I hope you are a paid writer, because if not, you would make a very good living at it.
You are absolutely right about everything and I am sorry to read about what happened in your case.
He called me back and said that he saved all of "her" messages so that "if" the day ever came that he'd show me what she said to him. According to him, it was her inviting him to her home (while her husband was out) and her making suggestions.
According to him, he deleted her and blocked her from his contact info shortly after her come ons.
Why would he not tell me about this sooner? She said she didn't want to tell me sooner because she didn't know how to put it, apparantly her husband knows as well.

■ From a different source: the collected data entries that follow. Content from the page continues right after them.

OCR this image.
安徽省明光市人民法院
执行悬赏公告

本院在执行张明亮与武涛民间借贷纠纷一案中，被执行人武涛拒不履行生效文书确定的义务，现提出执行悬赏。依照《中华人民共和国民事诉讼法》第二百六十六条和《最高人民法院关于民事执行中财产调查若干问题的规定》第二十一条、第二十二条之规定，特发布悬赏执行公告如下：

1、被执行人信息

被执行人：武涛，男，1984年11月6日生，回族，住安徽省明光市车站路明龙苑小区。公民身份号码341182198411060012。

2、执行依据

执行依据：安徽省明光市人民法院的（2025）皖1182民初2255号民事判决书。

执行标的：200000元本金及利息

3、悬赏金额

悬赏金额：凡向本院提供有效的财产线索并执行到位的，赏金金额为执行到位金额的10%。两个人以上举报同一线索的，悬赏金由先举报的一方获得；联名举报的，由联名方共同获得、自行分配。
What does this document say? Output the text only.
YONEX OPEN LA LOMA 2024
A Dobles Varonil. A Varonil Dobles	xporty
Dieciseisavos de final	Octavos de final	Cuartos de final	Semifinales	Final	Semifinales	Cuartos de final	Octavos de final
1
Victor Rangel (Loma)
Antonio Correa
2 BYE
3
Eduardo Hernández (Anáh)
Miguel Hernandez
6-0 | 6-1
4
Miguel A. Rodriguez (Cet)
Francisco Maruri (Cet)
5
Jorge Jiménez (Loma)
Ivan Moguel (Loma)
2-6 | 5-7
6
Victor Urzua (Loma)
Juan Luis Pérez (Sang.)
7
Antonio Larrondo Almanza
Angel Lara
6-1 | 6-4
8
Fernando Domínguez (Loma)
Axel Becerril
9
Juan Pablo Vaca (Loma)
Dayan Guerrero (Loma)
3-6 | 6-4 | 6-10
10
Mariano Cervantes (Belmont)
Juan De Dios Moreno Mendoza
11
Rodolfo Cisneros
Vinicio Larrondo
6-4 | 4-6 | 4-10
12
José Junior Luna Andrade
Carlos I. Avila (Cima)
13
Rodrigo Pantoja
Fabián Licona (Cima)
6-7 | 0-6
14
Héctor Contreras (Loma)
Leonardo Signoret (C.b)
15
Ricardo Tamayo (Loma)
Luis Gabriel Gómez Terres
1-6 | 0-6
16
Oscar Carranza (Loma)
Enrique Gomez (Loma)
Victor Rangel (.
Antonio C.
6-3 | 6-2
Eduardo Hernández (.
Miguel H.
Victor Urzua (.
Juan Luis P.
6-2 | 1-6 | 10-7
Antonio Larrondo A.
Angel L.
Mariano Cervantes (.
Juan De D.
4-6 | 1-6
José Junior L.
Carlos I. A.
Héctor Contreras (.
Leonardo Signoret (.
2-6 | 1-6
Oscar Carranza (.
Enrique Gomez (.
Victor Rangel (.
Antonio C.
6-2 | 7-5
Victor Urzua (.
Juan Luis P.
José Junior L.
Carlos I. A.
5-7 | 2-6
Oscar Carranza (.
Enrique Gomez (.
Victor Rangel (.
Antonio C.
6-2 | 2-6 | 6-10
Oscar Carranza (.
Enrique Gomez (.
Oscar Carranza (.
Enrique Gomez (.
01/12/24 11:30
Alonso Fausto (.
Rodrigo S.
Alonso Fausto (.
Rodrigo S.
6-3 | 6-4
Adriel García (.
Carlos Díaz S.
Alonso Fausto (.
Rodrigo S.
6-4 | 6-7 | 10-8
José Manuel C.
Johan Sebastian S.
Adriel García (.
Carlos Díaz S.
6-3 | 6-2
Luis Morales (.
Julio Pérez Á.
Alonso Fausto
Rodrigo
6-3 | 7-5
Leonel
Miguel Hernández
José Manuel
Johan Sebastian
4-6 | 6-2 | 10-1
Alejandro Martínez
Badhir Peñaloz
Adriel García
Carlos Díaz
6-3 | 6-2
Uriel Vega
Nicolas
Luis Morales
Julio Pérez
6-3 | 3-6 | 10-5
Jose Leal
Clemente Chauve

My guy did say to me, "Why would I cheat on you, you gave me everything (intimately) that I could ever ask for, we had the best intimacy that I've ever had, also, why would I (if I were to, which I wouldn't) choose someone you know to have an affair with."
He's always been against cheaters, he has said it hundreds of times...his father cheated on his mother and they divorced.
I'm confused and I literally feel sick.
So now he goes from "needing a break" to this, and now he won't stop contacting me.
This woman acted as my friend.
I completely understand what you're saying about the attention thing. How if you always assume that they'll be there even when you don't make the time...then it's a natural occurance to look elsewhere. I never thought of it like that.
You hit the nail right on the head about how I feared what would eventually happen.
Thank you so much, I needed that.
i think your situation is different than some....
You have to give him the space.
This entire thing is killing me right now.
I feel like I am going insane.
Last night at 3am he calls me, "I'm thinking about you" (we live 2 hours apart so he wasn't looking for a booty call.)
He sent the same text message to my email.
It was 3am and I was half asleep, so I replied "thank you"... what the hell else was I supposed to say? I love you, thank you for calling me when you're drunk?
I am so pissed off right now.
So I call him this morning at 11:30am, surprise, surprise, no answer.
I send him a text saying I'll be out for the day.
It's now 10:05pm at night, no phone call back, no email, nothing.
How can a man take a break from a woman if he freaking loves her?
How?
I love this man and want to be with him, I can't do this break crap. I can't. It is absolutely killing me picturing him meeting other women, etc.
Can someone please give me some advice, please? Before I do something really stupid like leave an I love you message on his cell phone.
Ok this is it.
I am quitting this person cold turkey.
I will not send him another message.
Nor will I hide my phone number and call him.
I will attempt to make myself busy to try and forget about him.
I honestly think, that if someone wants a break...they don't care enough to be with you.
He was the neediest person I ever met, ever. Always asking me, Do you love me? Do you want to be with me?
To which, I'd always reply with, yes, of course I love you.
I can't breathe right now and I am sick of crying over this man. Sick of it.
I need to move on with my life.
If he can forget everything good that we had, well then so be it.